The battle over where to manage inventory extends back for at least two decades. We automated a hotel chain back in the early 90s, and they were adamant that the inventory for their 240 hotels be managed and booked through their central facility. The franchises fought against it, but the corporation won the right, in court, to dictate the technology used at the hotels, and they configured our technology so that the inventory would be controlled centrally. But it was always clear to me that the fight wasn’t really about the inventory, it was about the guests.

In fact, it really doesn’t matter where the data is located. From a technical perspective, your inventory can be accurately held practically anywhere in the world - even in multiple, replicating systems at the same time. But who manages it matters a lot.

The property is, in fact, always the controlling entity when it comes to determining exactly how many of a certain thing are available at any given time. It is correct for the people most familiar with the property to manage the inventory of rooms and suites, facilities, services and activities. For instance, if a hydrotherapy room has to be scheduled for maintenance, or if the only employee that can do hydrotherapies calls in sick, the spa manager will have to manage this, and he or she should be able to do so in the operational system used on a daily basis. A hotel manager should be able to control when to release the group block for the local university. After all, a computerized inventory is merely a reflection of the property’s reality, and only the property can stay directly in touch with the reality. Again, there are many, many reasons this remains true, including the complexities of suites and lock-offs, owner stays, shares, walk-ins, no shows, stay overs, early outs, room moves, maintenance, housekeeping, and on and on and on.

Ideally, the thousands of inventory changes that occur in the course of a day should affect all appropriate channels automatically. People who manage these things should not have to manage them multiple times.

But the core of this discussion isn’t the management of inventory, it is the management of availability! Properties that still think they can get availability by simply subtracting their bookings from their room inventory are missing the boat. In a revenue-managed world, the more significant part of inventory is how much you charge - for a spa service, a group, a suite for a Friday night only - and what rules apply to the availability of the things you sell. In order to truly leverage infrastructure, hotels need to start thinking about their availability, not in terms of room inventory, but rather in terms of the unrealized demand against their rate and package inventory. This is controlled by many things, including (possibly) a room in inventory.

This should be managed by the people within your organization who figure out what you sell, where you sell it, and how you sell. It is a function of marketing and revenue management. Again - it doesn’t matter where the people are physically located, and it doesn’t matter where the databases are physically located.
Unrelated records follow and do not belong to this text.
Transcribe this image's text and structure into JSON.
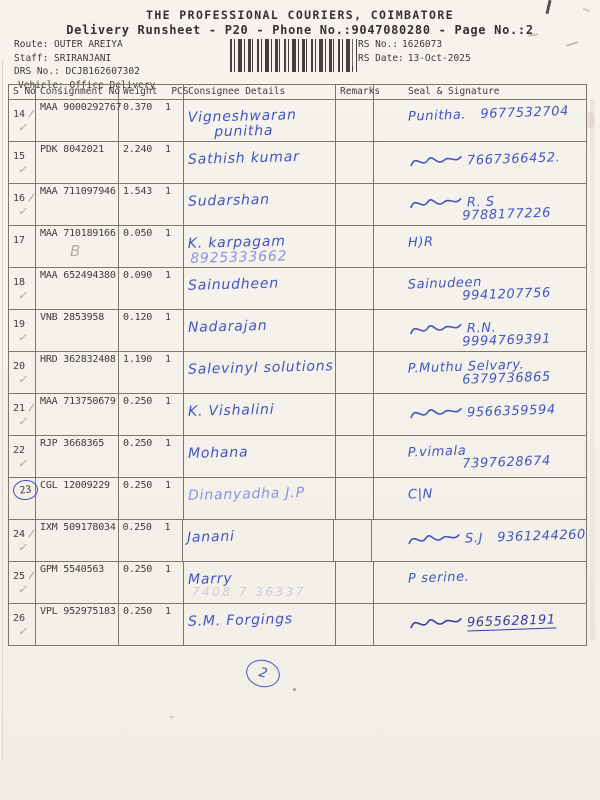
{
  "header": {
    "title": "THE PROFESSIONAL COURIERS, COIMBATORE",
    "subtitle": "Delivery Runsheet - P20 - Phone No.:9047080280 - Page No.:2",
    "meta": [
      "Route: OUTER AREIYA",
      "Staff: SRIRANJANI",
      "DRS No.: DCJB162607302",
      "Vehicle: Office Delivery"
    ],
    "rs_no_label": "RS No.:",
    "rs_no": "1626073",
    "rs_date_label": "RS Date:",
    "rs_date": "13-Oct-2025"
  },
  "icons": {
    "check_mark": "✓",
    "barcode": "code128-style vertical bars"
  },
  "colors": {
    "paper": "#f4f1ea",
    "print_ink": "#3f3d39",
    "table_line": "#7c766b",
    "pen_blue": "#4355c0",
    "pen_light_blue": "#8a95dc",
    "pen_dark_blue": "#3c3ca2",
    "pencil_grey": "#b3ada1"
  },
  "table": {
    "columns": [
      "S No",
      "Consignment No",
      "Weight",
      "PCS",
      "Consignee Details",
      "Remarks",
      "Seal & Signature"
    ],
    "rows": [
      {
        "sno": "14",
        "consignment": "MAA 9000292767",
        "weight": "0.370",
        "pcs": "1",
        "mark": "check",
        "slash": true,
        "consignee": [
          "Vigneshwaran",
          "punitha"
        ],
        "sig": [
          "Punitha.   9677532704"
        ],
        "scribble": false
      },
      {
        "sno": "15",
        "consignment": "PDK 8042021",
        "weight": "2.240",
        "pcs": "1",
        "mark": "check",
        "slash": false,
        "consignee": [
          "Sathish kumar"
        ],
        "sig": [
          "7667366452."
        ],
        "scribble": true
      },
      {
        "sno": "16",
        "consignment": "MAA 711097946",
        "weight": "1.543",
        "pcs": "1",
        "mark": "check",
        "slash": true,
        "consignee": [
          "Sudarshan"
        ],
        "sig": [
          "R. S",
          "9788177226"
        ],
        "scribble": true
      },
      {
        "sno": "17",
        "consignment": "MAA 710189166",
        "weight": "0.050",
        "pcs": "1",
        "mark": "none",
        "slash": false,
        "consignment_note": "B",
        "consignee": [
          "K. karpagam",
          "8925333662"
        ],
        "consignee_line2_light": true,
        "sig": [
          "H)R"
        ],
        "scribble": false
      },
      {
        "sno": "18",
        "consignment": "MAA 652494380",
        "weight": "0.090",
        "pcs": "1",
        "mark": "check",
        "slash": false,
        "consignee": [
          "Sainudheen"
        ],
        "sig": [
          "Sainudeen",
          "9941207756"
        ],
        "scribble": false
      },
      {
        "sno": "19",
        "consignment": "VNB 2853958",
        "weight": "0.120",
        "pcs": "1",
        "mark": "check",
        "slash": false,
        "consignee": [
          "Nadarajan"
        ],
        "sig": [
          "R.N.",
          "9994769391"
        ],
        "scribble": true
      },
      {
        "sno": "20",
        "consignment": "HRD 362832408",
        "weight": "1.190",
        "pcs": "1",
        "mark": "check",
        "slash": false,
        "consignee": [
          "Salevinyl solutions"
        ],
        "sig": [
          "P.Muthu Selvary.",
          "6379736865"
        ],
        "scribble": false
      },
      {
        "sno": "21",
        "consignment": "MAA 713750679",
        "weight": "0.250",
        "pcs": "1",
        "mark": "check",
        "slash": true,
        "consignee": [
          "K. Vishalini"
        ],
        "sig": [
          "9566359594"
        ],
        "scribble": true
      },
      {
        "sno": "22",
        "consignment": "RJP 3668365",
        "weight": "0.250",
        "pcs": "1",
        "mark": "check",
        "slash": false,
        "consignee": [
          "Mohana"
        ],
        "sig": [
          "P.vimala",
          "7397628674"
        ],
        "scribble": false
      },
      {
        "sno": "23",
        "consignment": "CGL 12009229",
        "weight": "0.250",
        "pcs": "1",
        "mark": "circle",
        "slash": false,
        "consignee": [
          "Dinanyadha J.P"
        ],
        "consignee_tone": "light",
        "sig": [
          "C|N"
        ],
        "scribble": false
      },
      {
        "sno": "24",
        "consignment": "IXM 509178034",
        "weight": "0.250",
        "pcs": "1",
        "mark": "check",
        "slash": true,
        "consignee": [
          "Janani"
        ],
        "sig": [
          "S.J   9361244260"
        ],
        "scribble": true
      },
      {
        "sno": "25",
        "consignment": "GPM 5540563",
        "weight": "0.250",
        "pcs": "1",
        "mark": "check",
        "slash": true,
        "consignee": [
          "Marry"
        ],
        "consignee_note": "7408 7 36337",
        "sig": [
          "P serine."
        ],
        "scribble": false
      },
      {
        "sno": "26",
        "consignment": "VPL 952975183",
        "weight": "0.250",
        "pcs": "1",
        "mark": "check",
        "slash": false,
        "consignee": [
          "S.M. Forgings"
        ],
        "sig": [
          "9655628191"
        ],
        "scribble": true,
        "tone": "dark",
        "sig_underline": true
      }
    ]
  },
  "footer": {
    "page_mark": "2"
  }
}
Often, the responsibility will be distributed. For example, a property’s F&B manager may create a wine tasting event for up to 100 guests (inventory). The marketing department figures out how to package it with other inventory, and what channels to promote it through (distribution). The revenue manager decides how much to sell it for, depending on a series of factors like booking lead time, length of stay and so on (availability).

Managing availability in today’s environment is one of the most challenging things a property faces. The inventory and selling strategies are complex, as are the myriad distribution possibilities available in the marketplace. Doing this well not only requires authority and capability that rarely exist in a single individual or location, but also requires technology that embraces open connectivity.

The ideal structure is a transaction model in which the appropriate people within the organization directly manage various kinds of availability through their daily operational systems, and the varied supported channels query this availability in real time. This is the only model that will eventually allow your availability to be presented consistently and accurately over all your channels, and it is in your near future.

Managing availability is the business of focusing and channeling guest demand in the most profitable way. Understanding your guests and leveraging their tendencies may be the most critical part of managing availability. And having your guests contact you in the most direct way possible gives you the maximum ability to manage availability.

A managed group of properties, or a chain, may choose to manage availability at CRES. This is completely appropriate. It is a great way to share and leverage specific expertise - and your CRES is still you.

You may want to contract with a third party to populate various distribution channels for you, until your technology handles this automatically. Each channel you select (including your in-house central reservations system) tends to manage and sell your availability differently, so this will be helpful until enough channels have the technology to let you promote your availability seamlessly.

But populating distribution channels is not the same thing as managing availability. Companies focused on distribution are motivated to fit all offerings into a series of consistent frameworks, and to leverage price-driven GDS and Internet models.

Managing availability is a function of marketing and revenue management. Why would you turn over your marketing to a company that focuses on making every hotel look the same? And why would you turn over your revenue management to a company that focuses on lowest price as the key sales strategy?

They are not motivated to make you look special. And you can’t blame them. A third-party voice center can really only effectively use one software system and one set of business processes, so you will have to fit their model. Their agents generally must sell all their properties equitably, their Internet offerings must provide a consistent approach for guests, and their connectivity to the GDSs must adhere to the rapidly failing airline mentality of selling one seat to one rear end.

And what they really want - most of all - is to control all the paths by which your guests reach you. They want to own your rear ends.